Mozart says "Call me Amadé"
Media Type |
audio
Podknife tags |
Classical
History
Music
Categories Via RSS |
Music
Music History
Publication Date |
Mar 10, 2021
Episode Duration |
00:02:00
On this date in 1785, a new Piano Concerto in C major was given its premiere at the Burgtheater in Vienna, with its composer, Wolfgang Mozart, at the keyboard. Years later this piano concerto was labeled as Mozart’s 21st, and given the number 467 in the chronological list of his works compiled by Ludwig, Ritter von Koechel, an Austrian botanist, mineralogist, and Mozart enthusiast. Today this work is popularly referred to as the “Elvira Madigan” Concerto, for the simple reason its romantic slow movement was used to great effect in a 1967 Swedish film of that name to underscore a passionate love story. That Swedish movie helped to bring Mozart’s concerto to the attention of a far wider audience than ever before, as did the 1984 movie “Amadeus,” with Mozart’s music in general.
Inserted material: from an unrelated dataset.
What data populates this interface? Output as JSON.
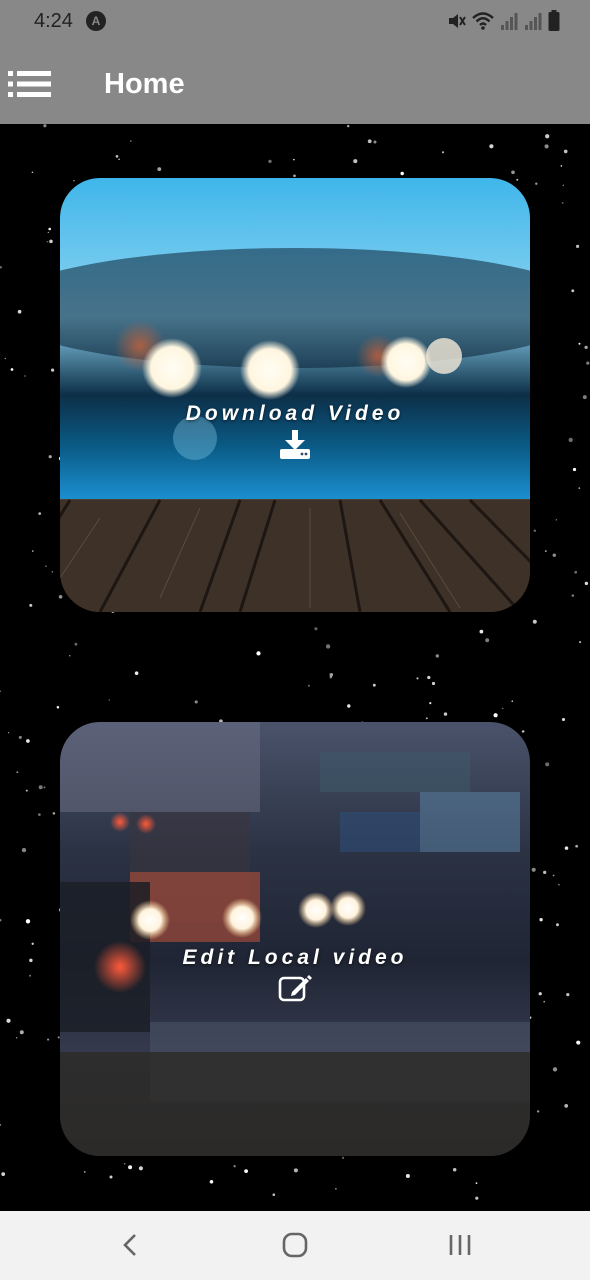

Musicologists may wince when they hear the title “Amadeus”–it’s a matter of historical record that Mozart signed his name “Amadeo” or “Amadé.” Others object that a Swedish film should provide a nickname for one of Mozart’s most sublime works–but, for better or worse, both “Amadeus” and “Elvira Madigan” are labels that seem to have stuck to Mozart’s name and his concerto.